Function of Management
o Planning
- Planning means setting business objectives and deciding how best to
accomplish them. Planning is managerial regarding the goals and
setting the future course of action from a set of substitutes to reach
them.
o Organizing
- Organizing can be defined as the procedure by which the accepted
plans are moved closer to awareness. Once a manager sets targets
and develops plans, his next decision-making is organizing human
resources and other resources recognized as required by the plan to
reach the goal. Organizing involves regulating how activities and
resources are to be gathered and coordinated.
o Staffing
- Staffing refers to the perpetual process of finding, selecting, assessing
and developing a working relationship with current or future
employees.
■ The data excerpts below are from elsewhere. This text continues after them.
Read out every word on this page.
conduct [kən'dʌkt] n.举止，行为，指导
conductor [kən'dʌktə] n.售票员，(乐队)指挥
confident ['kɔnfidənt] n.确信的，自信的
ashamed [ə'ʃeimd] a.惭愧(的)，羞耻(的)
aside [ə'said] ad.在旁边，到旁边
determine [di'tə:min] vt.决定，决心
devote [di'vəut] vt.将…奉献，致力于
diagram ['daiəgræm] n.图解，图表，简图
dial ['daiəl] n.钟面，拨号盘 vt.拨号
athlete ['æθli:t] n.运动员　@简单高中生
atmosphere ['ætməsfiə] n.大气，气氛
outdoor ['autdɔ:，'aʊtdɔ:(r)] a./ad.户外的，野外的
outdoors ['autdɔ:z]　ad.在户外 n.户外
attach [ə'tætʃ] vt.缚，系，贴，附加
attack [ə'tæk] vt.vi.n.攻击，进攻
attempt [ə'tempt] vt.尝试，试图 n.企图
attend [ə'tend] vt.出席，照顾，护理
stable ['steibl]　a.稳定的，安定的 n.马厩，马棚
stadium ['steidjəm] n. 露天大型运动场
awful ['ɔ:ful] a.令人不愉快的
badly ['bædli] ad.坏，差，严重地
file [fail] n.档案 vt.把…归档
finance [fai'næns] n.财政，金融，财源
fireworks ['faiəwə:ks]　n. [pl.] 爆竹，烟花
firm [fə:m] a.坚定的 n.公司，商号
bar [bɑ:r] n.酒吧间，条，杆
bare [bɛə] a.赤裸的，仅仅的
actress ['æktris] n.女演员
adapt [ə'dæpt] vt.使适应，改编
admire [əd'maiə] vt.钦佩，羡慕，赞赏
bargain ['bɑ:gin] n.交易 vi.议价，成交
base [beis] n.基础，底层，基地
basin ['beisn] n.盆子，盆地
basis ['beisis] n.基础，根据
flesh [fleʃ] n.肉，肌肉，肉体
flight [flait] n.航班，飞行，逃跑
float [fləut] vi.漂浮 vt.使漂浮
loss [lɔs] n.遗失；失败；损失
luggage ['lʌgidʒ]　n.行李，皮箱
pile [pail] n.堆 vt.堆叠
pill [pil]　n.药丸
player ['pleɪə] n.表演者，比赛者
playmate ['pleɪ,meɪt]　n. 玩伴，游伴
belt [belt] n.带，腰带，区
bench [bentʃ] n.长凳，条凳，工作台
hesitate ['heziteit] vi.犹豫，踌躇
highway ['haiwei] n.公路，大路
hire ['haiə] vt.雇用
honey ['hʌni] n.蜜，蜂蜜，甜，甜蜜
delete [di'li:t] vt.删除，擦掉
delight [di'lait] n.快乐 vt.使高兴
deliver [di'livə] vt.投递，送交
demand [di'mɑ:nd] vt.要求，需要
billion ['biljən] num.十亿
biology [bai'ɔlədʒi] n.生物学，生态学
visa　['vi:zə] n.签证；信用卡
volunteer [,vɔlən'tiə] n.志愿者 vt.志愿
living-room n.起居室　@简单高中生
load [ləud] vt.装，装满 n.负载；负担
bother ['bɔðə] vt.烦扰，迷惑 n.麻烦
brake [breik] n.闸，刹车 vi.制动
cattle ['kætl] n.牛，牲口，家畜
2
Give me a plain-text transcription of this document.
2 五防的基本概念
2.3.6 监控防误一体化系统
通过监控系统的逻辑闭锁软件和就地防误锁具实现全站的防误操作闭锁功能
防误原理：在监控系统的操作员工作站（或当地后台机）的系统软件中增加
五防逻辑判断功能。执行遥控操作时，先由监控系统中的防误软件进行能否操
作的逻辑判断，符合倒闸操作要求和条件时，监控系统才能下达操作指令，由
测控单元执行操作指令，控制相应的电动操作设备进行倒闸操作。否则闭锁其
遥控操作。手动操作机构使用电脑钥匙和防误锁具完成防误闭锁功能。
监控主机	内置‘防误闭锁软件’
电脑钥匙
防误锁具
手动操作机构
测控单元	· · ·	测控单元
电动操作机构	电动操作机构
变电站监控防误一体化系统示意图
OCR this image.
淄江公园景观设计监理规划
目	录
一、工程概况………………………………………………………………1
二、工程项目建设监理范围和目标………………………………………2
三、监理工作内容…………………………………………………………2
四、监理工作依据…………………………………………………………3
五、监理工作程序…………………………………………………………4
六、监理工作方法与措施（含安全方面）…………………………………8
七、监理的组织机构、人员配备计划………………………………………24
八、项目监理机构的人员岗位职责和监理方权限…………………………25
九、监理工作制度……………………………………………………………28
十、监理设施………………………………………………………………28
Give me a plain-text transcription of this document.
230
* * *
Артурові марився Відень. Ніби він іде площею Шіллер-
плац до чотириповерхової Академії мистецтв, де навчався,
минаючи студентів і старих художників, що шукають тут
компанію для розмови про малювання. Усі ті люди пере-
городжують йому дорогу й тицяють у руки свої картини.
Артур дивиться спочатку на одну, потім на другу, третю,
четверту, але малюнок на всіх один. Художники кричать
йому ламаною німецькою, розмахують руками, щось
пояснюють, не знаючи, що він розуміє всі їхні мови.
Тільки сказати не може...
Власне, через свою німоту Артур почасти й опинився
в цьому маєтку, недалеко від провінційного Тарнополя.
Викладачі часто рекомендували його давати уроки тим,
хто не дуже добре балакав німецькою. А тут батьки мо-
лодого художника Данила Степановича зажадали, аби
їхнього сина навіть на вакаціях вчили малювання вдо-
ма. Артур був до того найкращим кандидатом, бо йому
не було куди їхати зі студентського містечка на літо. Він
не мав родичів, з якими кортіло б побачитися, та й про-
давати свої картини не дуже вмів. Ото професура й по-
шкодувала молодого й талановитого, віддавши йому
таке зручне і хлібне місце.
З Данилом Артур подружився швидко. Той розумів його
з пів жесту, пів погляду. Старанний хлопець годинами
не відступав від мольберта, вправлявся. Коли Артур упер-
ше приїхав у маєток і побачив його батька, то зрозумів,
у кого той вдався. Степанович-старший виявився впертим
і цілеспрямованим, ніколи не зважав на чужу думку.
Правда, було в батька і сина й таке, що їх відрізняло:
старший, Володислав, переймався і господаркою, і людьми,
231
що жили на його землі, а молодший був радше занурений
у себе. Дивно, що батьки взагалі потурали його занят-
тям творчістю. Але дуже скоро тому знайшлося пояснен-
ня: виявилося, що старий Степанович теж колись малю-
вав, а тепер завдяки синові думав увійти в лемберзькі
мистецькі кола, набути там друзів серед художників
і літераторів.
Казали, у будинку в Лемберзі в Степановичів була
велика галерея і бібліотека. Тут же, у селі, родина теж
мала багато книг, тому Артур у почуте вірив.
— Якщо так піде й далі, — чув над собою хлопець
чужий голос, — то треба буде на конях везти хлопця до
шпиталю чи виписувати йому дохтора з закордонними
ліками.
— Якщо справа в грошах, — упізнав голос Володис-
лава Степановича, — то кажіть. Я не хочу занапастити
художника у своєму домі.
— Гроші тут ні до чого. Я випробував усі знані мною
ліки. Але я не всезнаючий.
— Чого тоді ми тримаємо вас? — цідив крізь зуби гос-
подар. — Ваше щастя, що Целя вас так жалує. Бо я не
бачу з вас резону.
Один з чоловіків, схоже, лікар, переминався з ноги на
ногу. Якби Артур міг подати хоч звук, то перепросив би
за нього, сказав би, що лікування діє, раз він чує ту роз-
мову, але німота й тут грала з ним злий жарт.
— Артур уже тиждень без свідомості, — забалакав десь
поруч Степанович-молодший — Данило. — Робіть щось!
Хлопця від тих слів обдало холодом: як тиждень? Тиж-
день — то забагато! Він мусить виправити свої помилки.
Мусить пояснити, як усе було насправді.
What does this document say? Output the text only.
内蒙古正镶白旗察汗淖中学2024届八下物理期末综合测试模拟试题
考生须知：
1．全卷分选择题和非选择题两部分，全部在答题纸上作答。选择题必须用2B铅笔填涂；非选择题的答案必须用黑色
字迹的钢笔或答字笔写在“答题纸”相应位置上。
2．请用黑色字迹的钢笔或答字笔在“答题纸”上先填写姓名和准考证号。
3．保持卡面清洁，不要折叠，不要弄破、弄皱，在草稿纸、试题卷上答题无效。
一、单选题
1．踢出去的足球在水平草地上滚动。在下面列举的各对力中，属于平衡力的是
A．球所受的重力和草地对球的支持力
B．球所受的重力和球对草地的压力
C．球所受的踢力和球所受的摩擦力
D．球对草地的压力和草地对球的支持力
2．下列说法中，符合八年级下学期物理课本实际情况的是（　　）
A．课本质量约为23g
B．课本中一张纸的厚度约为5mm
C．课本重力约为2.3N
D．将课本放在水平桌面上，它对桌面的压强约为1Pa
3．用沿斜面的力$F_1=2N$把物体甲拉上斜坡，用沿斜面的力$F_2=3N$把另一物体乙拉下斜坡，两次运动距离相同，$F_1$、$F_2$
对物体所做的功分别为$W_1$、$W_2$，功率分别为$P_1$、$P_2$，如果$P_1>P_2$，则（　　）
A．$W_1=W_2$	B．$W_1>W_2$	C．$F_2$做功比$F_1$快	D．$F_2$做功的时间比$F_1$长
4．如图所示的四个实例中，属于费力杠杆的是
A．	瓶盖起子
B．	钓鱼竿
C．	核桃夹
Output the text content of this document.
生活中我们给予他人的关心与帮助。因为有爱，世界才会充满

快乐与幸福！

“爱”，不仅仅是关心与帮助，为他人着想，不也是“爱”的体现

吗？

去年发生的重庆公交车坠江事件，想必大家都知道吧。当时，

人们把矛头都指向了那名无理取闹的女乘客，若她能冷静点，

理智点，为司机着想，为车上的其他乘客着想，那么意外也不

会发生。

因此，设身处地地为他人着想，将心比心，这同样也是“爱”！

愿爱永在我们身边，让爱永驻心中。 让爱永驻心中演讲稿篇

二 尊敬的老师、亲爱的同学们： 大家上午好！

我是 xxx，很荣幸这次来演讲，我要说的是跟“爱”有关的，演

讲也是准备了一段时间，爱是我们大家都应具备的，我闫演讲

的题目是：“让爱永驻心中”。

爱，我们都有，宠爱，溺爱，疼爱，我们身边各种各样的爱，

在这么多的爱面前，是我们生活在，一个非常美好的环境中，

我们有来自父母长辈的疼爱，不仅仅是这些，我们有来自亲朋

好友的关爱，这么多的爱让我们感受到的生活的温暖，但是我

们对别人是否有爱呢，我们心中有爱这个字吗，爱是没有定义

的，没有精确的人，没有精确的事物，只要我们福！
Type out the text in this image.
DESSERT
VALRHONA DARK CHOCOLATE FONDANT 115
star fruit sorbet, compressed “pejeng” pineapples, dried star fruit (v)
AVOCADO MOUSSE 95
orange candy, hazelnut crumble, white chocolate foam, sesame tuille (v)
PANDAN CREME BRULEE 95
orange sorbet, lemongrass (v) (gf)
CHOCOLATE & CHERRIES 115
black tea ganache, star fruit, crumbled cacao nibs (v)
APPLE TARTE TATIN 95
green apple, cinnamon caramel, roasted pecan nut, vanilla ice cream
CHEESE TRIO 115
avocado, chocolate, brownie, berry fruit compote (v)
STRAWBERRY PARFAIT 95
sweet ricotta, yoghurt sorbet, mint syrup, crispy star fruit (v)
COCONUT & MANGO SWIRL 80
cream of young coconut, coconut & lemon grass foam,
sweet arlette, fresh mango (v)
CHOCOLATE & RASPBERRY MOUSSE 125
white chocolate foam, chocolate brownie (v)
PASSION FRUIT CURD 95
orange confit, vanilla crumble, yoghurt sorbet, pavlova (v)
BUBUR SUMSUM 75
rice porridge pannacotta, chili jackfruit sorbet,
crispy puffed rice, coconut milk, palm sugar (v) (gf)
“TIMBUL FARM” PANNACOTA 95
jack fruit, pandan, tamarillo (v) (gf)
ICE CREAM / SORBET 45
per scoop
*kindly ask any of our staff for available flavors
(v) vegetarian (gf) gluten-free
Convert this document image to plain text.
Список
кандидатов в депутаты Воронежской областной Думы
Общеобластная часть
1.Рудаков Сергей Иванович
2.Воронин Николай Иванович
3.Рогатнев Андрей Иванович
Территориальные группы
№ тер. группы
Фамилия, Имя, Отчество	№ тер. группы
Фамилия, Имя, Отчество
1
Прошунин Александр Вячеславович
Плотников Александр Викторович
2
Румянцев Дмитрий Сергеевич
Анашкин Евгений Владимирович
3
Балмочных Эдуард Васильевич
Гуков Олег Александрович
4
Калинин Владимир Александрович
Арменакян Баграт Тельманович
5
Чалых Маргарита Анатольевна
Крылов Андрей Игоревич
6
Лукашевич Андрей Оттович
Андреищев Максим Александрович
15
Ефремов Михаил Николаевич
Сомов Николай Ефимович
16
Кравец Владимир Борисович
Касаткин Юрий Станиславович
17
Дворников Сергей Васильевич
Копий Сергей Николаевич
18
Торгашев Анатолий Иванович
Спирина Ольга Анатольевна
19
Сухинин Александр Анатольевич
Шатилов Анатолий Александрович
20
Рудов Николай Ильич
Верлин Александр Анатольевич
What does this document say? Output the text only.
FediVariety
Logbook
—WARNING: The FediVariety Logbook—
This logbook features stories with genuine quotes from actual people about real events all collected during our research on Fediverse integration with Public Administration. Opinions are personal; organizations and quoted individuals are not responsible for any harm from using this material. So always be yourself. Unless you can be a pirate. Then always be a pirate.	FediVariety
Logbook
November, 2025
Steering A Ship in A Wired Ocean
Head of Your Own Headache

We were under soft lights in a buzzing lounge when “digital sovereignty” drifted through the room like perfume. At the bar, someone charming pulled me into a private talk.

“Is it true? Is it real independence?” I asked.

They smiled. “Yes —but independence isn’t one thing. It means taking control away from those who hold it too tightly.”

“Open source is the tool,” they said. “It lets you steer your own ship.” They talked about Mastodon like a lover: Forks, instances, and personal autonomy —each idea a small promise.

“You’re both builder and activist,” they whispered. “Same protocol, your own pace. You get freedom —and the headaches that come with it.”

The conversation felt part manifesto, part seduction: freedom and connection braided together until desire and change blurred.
The main target of staffing is to fill the various parts within
the company with acceptable candidates.
- Staffing can be done within the company or by contractors at different
levels of the staffing process. Staffing refers to the appointment of
various people in a team according to their knowledge, occurrence
talent, skill, and areas of proficiency. With staffing, management tries to
simultaneously find, assess, select and encourage talent while also
catering to the present talent at the management.
o Leading (Directing)
- Leading refers to the skill of affecting people for a particular motive or
reason. It is observed to be the most important and demanding of all
organizational activities. Leading is affecting or encouraging the
organization member to work together with the interest of the
organization.
- Producing a positive thinking towards the work and targets among the
members of the organization is called leading. It is required as it helps
to serve the objective of success and efficiency by changing the
behavior of the employees. Leading involves several division
procedures and activities.
- The functions of administration, motivation, communication, and
cooperation are considered a part of the leading processor system.
o Controlling
- Observing the organizational progress toward goal achievement is
called controlling. Thus, observing progress is necessary to ensure the
acquisition of organizational goals.
- Controlling is measuring, comparing, finding differences, and
correcting the organizational skills performed to achieve the target or
objectives. Thus, controlling consists of activities like; evaluating the
performance, comparing with the existing standard and finding the
differences, and correcting the differences.
- Control activities normally relate to the measurement of acquirement or
results of actions taken to attain the goal.